2013/06/24

Linking and enriching information, some examples of using open data

Genealogical research is about people, family relationships and family history. The purpose of Genealogie Online is to publish this information. Genealogists can - in a simple way – show off the results of their research to others. They also get feedback and insights. For the latter the genealogical information is linked to other data sources. This article describes the use of open data to put genealogical data in context.

Open linked data

According to the Open Data Handbook open data is:

data that can be freely used, reused and redistributed by anyone - subject only, at most, to the requirement to attribute and sharealike.

More and more organizations make information they have available as open data. Organisations such as Wikipedia and the Dutch meteorological organisation KNMI already provided open data, organizations are following these examples. Even the European Union has adopted open data!
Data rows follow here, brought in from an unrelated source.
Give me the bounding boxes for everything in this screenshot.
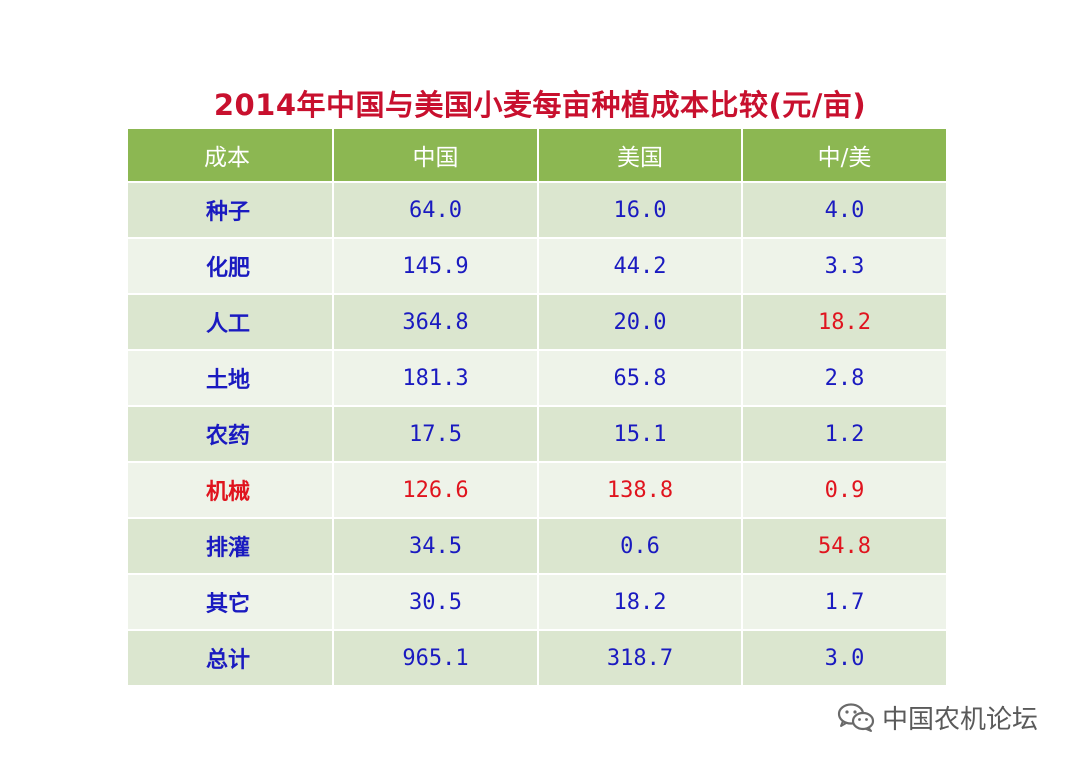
table-row: 土地 181.3 65.8 2.8 (128, 349, 946, 406)
wechat-icon (837, 703, 875, 732)
cell-ratio: 18.2 (741, 293, 946, 350)
cell-ratio: 1.2 (741, 405, 946, 462)
table-row: 化肥 145.9 44.2 3.3 (128, 237, 946, 294)
table-row: 农药 17.5 15.1 1.2 (128, 405, 946, 462)
cell-usa: 138.8 (537, 461, 742, 518)
row-label: 土地 (128, 349, 333, 406)
cell-ratio: 1.7 (741, 573, 946, 630)
table-row: 总计 965.1 318.7 3.0 (128, 629, 946, 685)
cell-china: 145.9 (332, 237, 538, 294)
column-header-item: 成本 (128, 129, 333, 182)
table-row: 其它 30.5 18.2 1.7 (128, 573, 946, 630)
cell-china: 965.1 (332, 629, 538, 685)
row-label: 化肥 (128, 237, 333, 294)
cell-usa: 18.2 (537, 573, 742, 630)
column-header-usa: 美国 (537, 129, 742, 182)
row-label: 种子 (128, 181, 333, 238)
cell-china: 126.6 (332, 461, 538, 518)
table-header-row: 成本 中国 美国 中/美 (128, 129, 946, 182)
cell-china: 64.0 (332, 181, 538, 238)
table-row: 排灌 34.5 0.6 54.8 (128, 517, 946, 574)
row-label: 总计 (128, 629, 333, 685)
cell-usa: 65.8 (537, 349, 742, 406)
watermark: 中国农机论坛 (836, 700, 1039, 735)
table-row: 机械 126.6 138.8 0.9 (128, 461, 946, 518)
row-label: 机械 (128, 461, 333, 518)
cell-china: 364.8 (332, 293, 538, 350)
table-body: 种子 64.0 16.0 4.0 化肥 145.9 44.2 3.3 人工 364.8 20.0 18… (128, 181, 946, 685)
table-row: 种子 64.0 16.0 4.0 (128, 181, 946, 238)
cell-ratio: 54.8 (741, 517, 946, 574)
cell-ratio: 4.0 (741, 181, 946, 238)
table-row: 人工 364.8 20.0 18.2 (128, 293, 946, 350)
column-header-ratio: 中/美 (741, 129, 946, 182)
cell-china: 34.5 (332, 517, 538, 574)
cell-usa: 16.0 (537, 181, 742, 238)
cell-china: 30.5 (332, 573, 538, 630)
cell-ratio: 2.8 (741, 349, 946, 406)
cell-usa: 20.0 (537, 293, 742, 350)
cell-usa: 44.2 (537, 237, 742, 294)
cell-usa: 15.1 (537, 405, 742, 462)
cell-china: 17.5 (332, 405, 538, 462)
cell-china: 181.3 (332, 349, 538, 406)
cost-comparison-table: 成本 中国 美国 中/美 种子 64.0 16.0 4.0 化肥 145.9 44.2 3.3… (128, 129, 946, 685)
row-label: 农药 (128, 405, 333, 462)
table-title: 2014年中国与美国小麦每亩种植成本比较(元/亩) (213, 88, 867, 122)
cell-ratio: 0.9 (741, 461, 946, 518)
row-label: 排灌 (128, 517, 333, 574)
cell-usa: 0.6 (537, 517, 742, 574)
cell-ratio: 3.3 (741, 237, 946, 294)
column-header-china: 中国 (332, 129, 538, 182)
cell-usa: 318.7 (537, 629, 742, 685)
row-label: 人工 (128, 293, 333, 350)
cell-ratio: 3.0 (741, 629, 946, 685)
watermark-text: 中国农机论坛 (882, 704, 1039, 735)
row-label: 其它 (128, 573, 333, 630)
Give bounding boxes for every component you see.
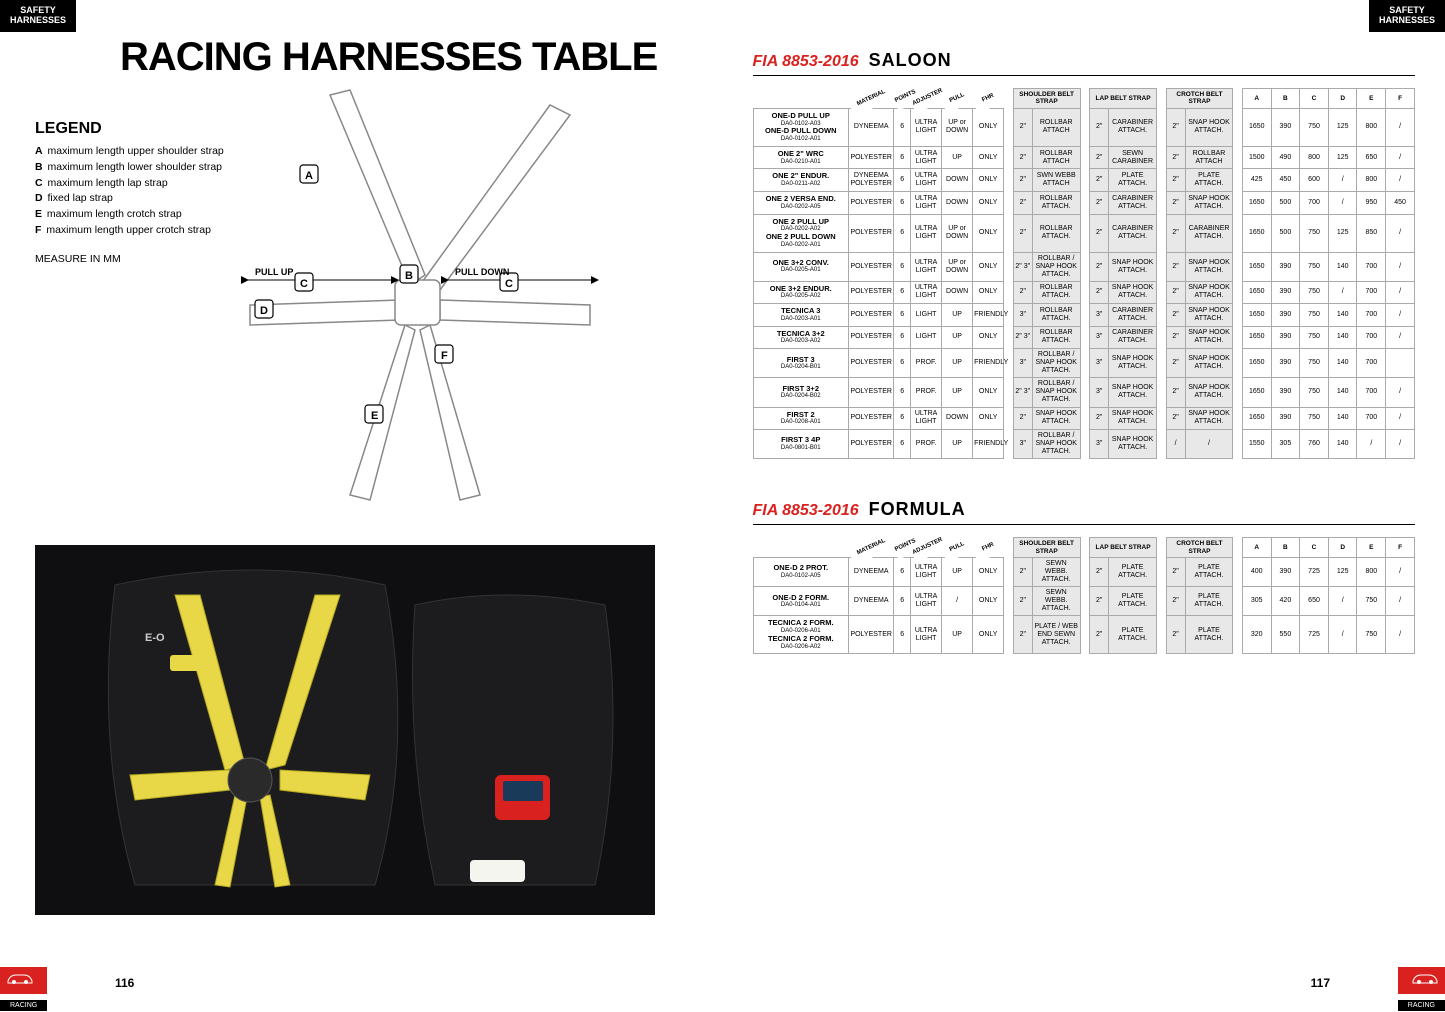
table-row: ONE 3+2 ENDUR.DA0-0205-A02POLYESTER6ULTR…: [753, 281, 1415, 304]
header-tab-left: SAFETYHARNESSES: [0, 0, 76, 32]
table-row: TECNICA 3DA0-0203-A01POLYESTER6LIGHTUPFR…: [753, 304, 1415, 327]
table-row: ONE-D 2 FORM.DA0-0104-A01DYNEEMA6ULTRA L…: [753, 587, 1415, 616]
racing-label: RACING: [1398, 1000, 1445, 1011]
car-icon: [0, 967, 47, 994]
page-number-right: 117: [1311, 976, 1330, 990]
svg-text:C: C: [300, 278, 308, 290]
formula-table: MATERIAL POINTS ADJUSTER PULL FHR SHOULD…: [753, 537, 1416, 654]
section-rule: [753, 75, 1416, 76]
svg-text:E-O: E-O: [145, 632, 165, 644]
table-row: FIRST 3 4PDA0-0801-B01POLYESTER6PROF.UPF…: [753, 430, 1415, 459]
table-row: ONE 2 PULL UPDA0-0202-A02ONE 2 PULL DOWN…: [753, 214, 1415, 252]
harness-diagram: A B C C D E F PULL UP PULL DOWN: [200, 75, 620, 505]
page-number-left: 116: [115, 976, 134, 990]
footer-left: RACING: [0, 967, 47, 1012]
svg-text:B: B: [405, 270, 413, 282]
fia-label: FIA 8853-2016: [753, 502, 859, 520]
racing-label: RACING: [0, 1000, 47, 1011]
page-right: SAFETYHARNESSES FIA 8853-2016 SALOON MAT…: [723, 0, 1445, 1012]
formula-header: FIA 8853-2016 FORMULA: [753, 499, 1416, 520]
svg-text:F: F: [441, 350, 448, 362]
table-row: ONE 2" ENDUR.DA0-0211-A02DYNEEMA POLYEST…: [753, 169, 1415, 192]
table-row: FIRST 3DA0-0204-B01POLYESTER6PROF.UPFRIE…: [753, 349, 1415, 378]
table-row: ONE-D PULL UPDA0-0102-A03ONE-D PULL DOWN…: [753, 108, 1415, 146]
table-row: TECNICA 2 FORM.DA0-0206-A01TECNICA 2 FOR…: [753, 616, 1415, 654]
saloon-header: FIA 8853-2016 SALOON: [753, 50, 1416, 71]
diagram-pull-down-label: PULL DOWN: [455, 267, 509, 277]
table-row: ONE 2 VERSA END.DA0-0202-A05POLYESTER6UL…: [753, 192, 1415, 215]
table-row: FIRST 2DA0-0208-A01POLYESTER6ULTRA LIGHT…: [753, 407, 1415, 430]
svg-text:C: C: [505, 278, 513, 290]
product-photo: E-O: [35, 545, 655, 915]
table-row: FIRST 3+2DA0-0204-B02POLYESTER6PROF.UPON…: [753, 378, 1415, 407]
header-tab-right: SAFETYHARNESSES: [1369, 0, 1445, 32]
svg-text:A: A: [305, 170, 313, 182]
main-title: RACING HARNESSES TABLE: [120, 35, 693, 80]
table-row: ONE 3+2 CONV.DA0-0205-A01POLYESTER6ULTRA…: [753, 252, 1415, 281]
diagram-pull-up-label: PULL UP: [255, 267, 293, 277]
footer-right: RACING: [1398, 967, 1445, 1012]
svg-text:D: D: [260, 305, 268, 317]
car-icon: [1398, 967, 1445, 994]
page-left: SAFETYHARNESSES RACING HARNESSES TABLE L…: [0, 0, 723, 1012]
saloon-category: SALOON: [869, 50, 952, 71]
saloon-table: MATERIAL POINTS ADJUSTER PULL FHR SHOULD…: [753, 88, 1416, 459]
formula-category: FORMULA: [869, 499, 966, 520]
table-row: ONE 2" WRCDA0-0210-A01POLYESTER6ULTRA LI…: [753, 146, 1415, 169]
section-rule: [753, 524, 1416, 525]
svg-text:E: E: [371, 410, 378, 422]
table-row: TECNICA 3+2DA0-0203-A02POLYESTER6LIGHTUP…: [753, 326, 1415, 349]
fia-label: FIA 8853-2016: [753, 53, 859, 71]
This initiative will create many new possibilities, opportunities for new websites and mobile apps.

Linked data is about relating data to each other. If you can link data sets together, the fun begins! On Genealogie Online information is linked together with other information on three elements:

  • the surname
  • the date
  • the place

About the surname

In genealogy you come across different surnames. Genealogie Online supports the genealogists on this topic via the About the surname page, see for example the About the surname Hollestelle page.

This page consists of information about the surname which is in part aggregated from all published data on Genealogie Online. There are also links to external sites with more information about that name, such as the (Dutch) Who (re)searches who? page.

Surnames can be written in different ways, especially if you look at it over the centuries. The open data source that can help with this challenge comes from the Zeeland Archives (in the person of Leo Hollestelle): a list of variants per surname. I did also include this resource in a Dutch presentation Please give me your data I gave for archivists, to indicate that these apparently simple lists can be of great values ​​to others! On Genealogie Online I use these variants-list on the About the surname page and in the search engine.

About the day

Another element for which information can be collected is the date/year. Genealogie Online already showed for a long time information from Wikipedia about the date of birth, marriage or death.  Like information about the government, royal house and other historic events. This information is now also shown on the About the day pages.

The Royal Netherlands Meteorological Institute (KNMI) provides weather data which goes back to 1701. This way, you can show what the weather was on the day ancestors married!

Recently two new sources were added to the About the day page to give an image of the juncture: art from the Rijksmuseum and old newsreels.

The Rijksmuseum offers information about their art as open data. Besides the meta-data the images can also be used. So now you can, for example, show which art was made in 1880.

image[8] Source: Rijksmuseum, painting by Willem Roelofs made in 1880

Open Images is a open media platform which offers online access to audio visual archive material to stimulate creative reuse. One of the items they offer are Polygoon newsreels. Based on the date the specific Polygoon newsreel from (about) that time can now be shown, see as example the About the day Tuesday March 4, 1941 page.

About the town

A third element which is present in genealogical data are place names. Genealogie Online makes use of an open data set of international geographical information supplied by Geonames.

As written in Genealogy and place names this dataset is used to check places names: did the genealogist write the name correctly and can it be uniquely identified. If so, Geonames provides information like longitude latitude and links to Wikipedia for more information.

This information is used on the About the town page, see for example the About the town Gouda page. Based on the identifying Geonames ID extra information can be collected (via DBpedia) about the town, like a descriptive text and photo.

File:Gouda vanuit de lucht.jpg Source: Wikipedia Commons, page Gouda

Genealogie Online tries, with the help of its users, to link the towns to archives. A nice open data source is the (Dutch) Archief Wiki. By linking the archives to the towns they have material about, genealogist can be redirected to the right archive based on the place name.

Another nice source which is shown on the About the town pages is provided by rijksmonumenten.info, which in turn get their data from the Cultural Heritage Agency of the Netherlands, Wikipedia and Flickr. This dataset can (among other things) be searched for longitude and latitude. This results in images of national monuments around that position!

Open data, new possibilities, new insights

This article gives some examples of how Genealogie Online uses open data to offer context to genealogists.

The nice thing is, that we’re only at the beginning of the open data movement. The more organisations, including archives (like trendsetter Archief Leiden), offer open data, the more opportunities. Of course you have to watch for copyright and privacy issues, and IT systems have to support it, but these are manage-able issues.

Open data can lead to more insight, new functionality, more economic activity!